PEQUENA REFLEXÃO SOBRE A MORTE
No genial filme “O Sétimo Selo”, de Ingmar Bergman, a morte aparece encarnada com seu figurino oficial: uma apavorante e definitiva capa preta. Após intermináveis partidas de xadrez com um cavaleiro medieval, a morte, enfim, cumpre a sua missão. Não há júbilo em sua ação. Ceifa como um fazendeiro colhe, no tempo certo, a sua safra.

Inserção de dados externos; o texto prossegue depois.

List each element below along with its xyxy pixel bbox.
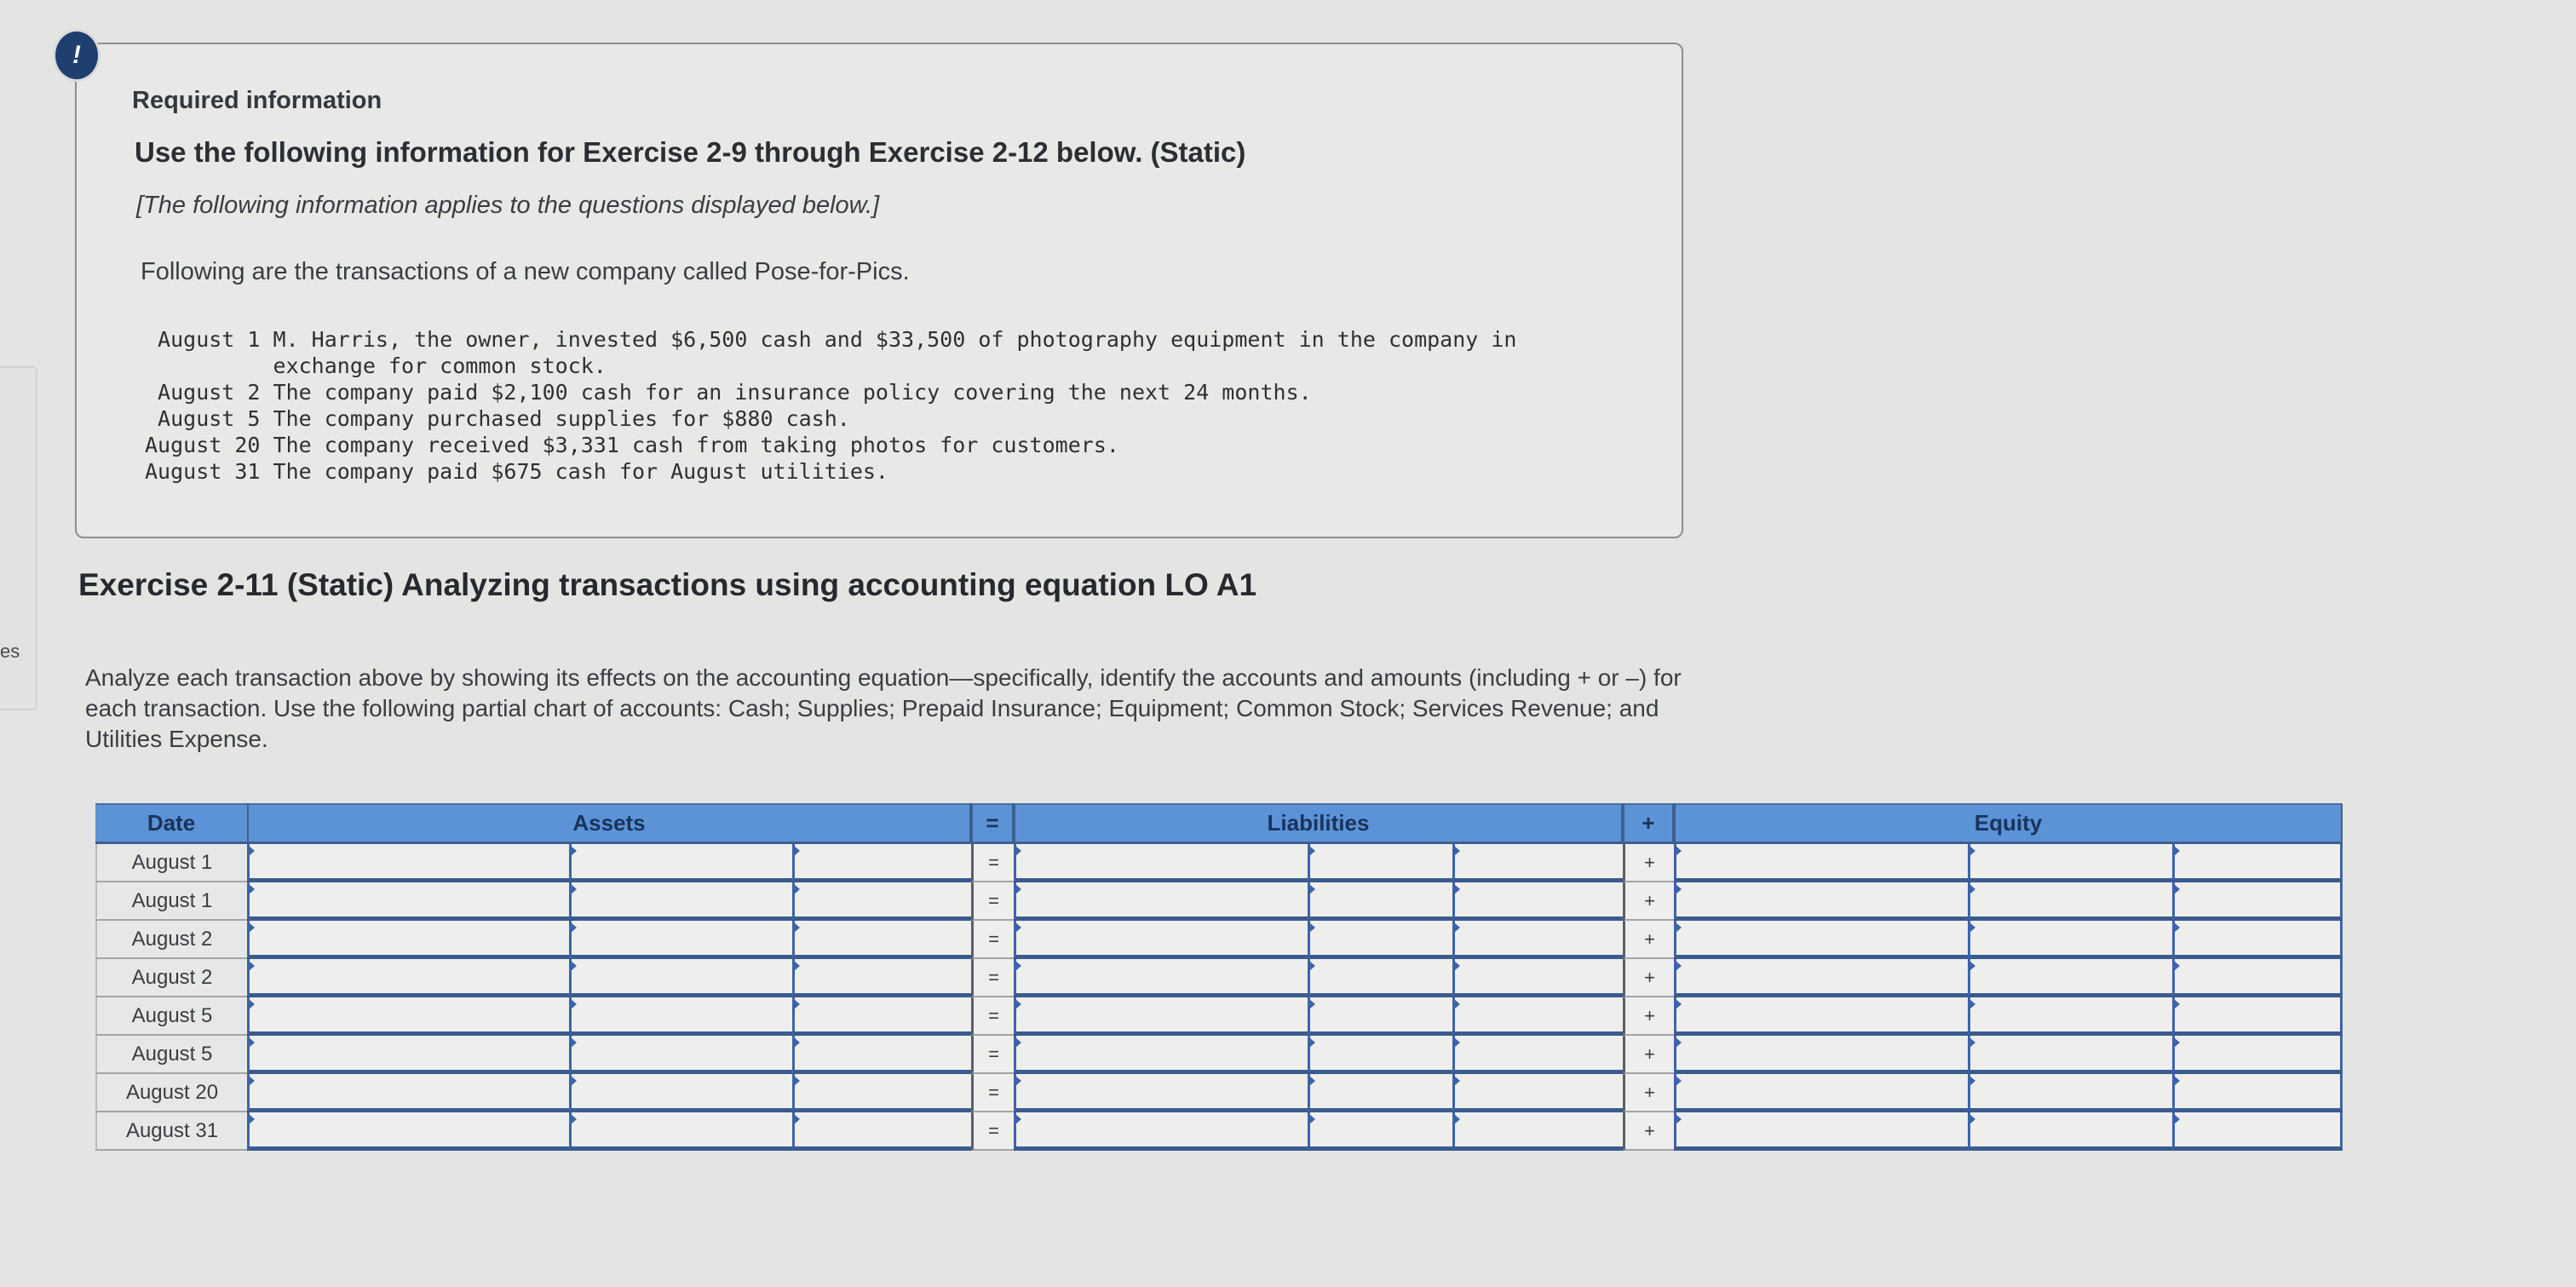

Acontece que a morte está sempre à nossa volta, nos ensinando a dar o próximo passo, a escapar de armadilhas e a refutá-la. Caso estranho de amor com a morte viveu o poeta Manuel Bandeira. Tuberculoso, no tempo em que o diagnóstico era apenas precursor do atestado de óbito, Bandeira teve a sua existência marcada pela espera da morte no ano seguinte, no mês seguinte, no dia seguinte. Todos os dias da sua vida foram vividos como se fossem os últimos. A morte lhe aplicou uma sentença diferente: viver até a velhice, mas como fugitivo, como morimbundo, como vencido. Um otimista enxergaria aí uma concessão, uma espécie de licença poética que a morte lhe ofertou.
Como até Vinícius de Moraes, humildemente declarou ser diante de Bandeira, poeta menor, não ousaria nem me mencionar diante de seus ossos. Mas, a morte também visita a nós, pequenos mortais. Meu primeiro contato com a morte não foi, como não poderia ser, muito lucrativo para mim. Menino de 9 ou 10 anos, convivi com uma tragédia infantil no meu bairro. Dois amigos, um da minha idade e outro, de 12 anos, resolveram brincar, como todo menino, de bandido e policial. Mas havia uma espingarda de verdade, carregada, e o policial, de 12 anos, matou o bandido, de 9 ou 10 anos, após render-lhe e tê-lo sob sua mira com as mãos para cima. O crime abalou o bairro. Creio que abalou a cidade. Eu tinha duas calças compridas na época. Um feito para um garoto da minha idade. Acontece que o morto não tinha nenhuma calça comprida, andava de calções e até nas ocasiões especiais era assim que se apresentava. Minha mãe tocada por solidariedade à família do morto, família amiga do morto, resolveu doar metade das minhas calças para que o menino pudesse ser enterrado como gente grande.
Não lembro de ter protestado ou criado qualquer obstáculo para que parte de mim fosse enterrada com o menino morto. A calça comprida representava para mim, e para qualquer outro guri na época, o passaporte para o mundo dos adultos. Uma espécie de poder, de emancipação. Eu tinha apenas duas e dei a minha melhor para vestir para sempre aquele menino, um irmão que morava há uns cem metros da minha casa, mas que não comungava comigo das mesmas brincadeiras. Mas ali estávamos agora, ligados para sempre, pela eternidade, através das nossas vestes. É uma idéia que me apavorou na minha meninice mas que me oferece um certo alento na minha vida adulta.
Não penso nesse caso com muita freqüência. Mas a partir dali a morte passou a ter significado na minha vida. Assisti e pranteei à morte de um irmão, de uma avó, de um tio, de parentes, de amigos e de celebridades que conheci apenas pela televisão ou de nome. A morte nos ensina mais pedagogia e filosofia do que os bancos da universidade. É assustador, às vezes, como a morte de alguém na distante Hungria tem o poder de nos entristecer. Ou como a morte de um vizinho ou do cara da padaria não consegue encaixar no nosso coração um sentido pesar. Há nisso uma racional explicação. Mas, hoje eu não quero racionalizar a morte, não tolero uma teoria sobre o assunto. Quero permitir-me apenas, pelo menos na magia deste momento, que a morte seja entendida como o maior dos mistérios. Nem um predicado além ou aquém desse lhe seria honesto conceder.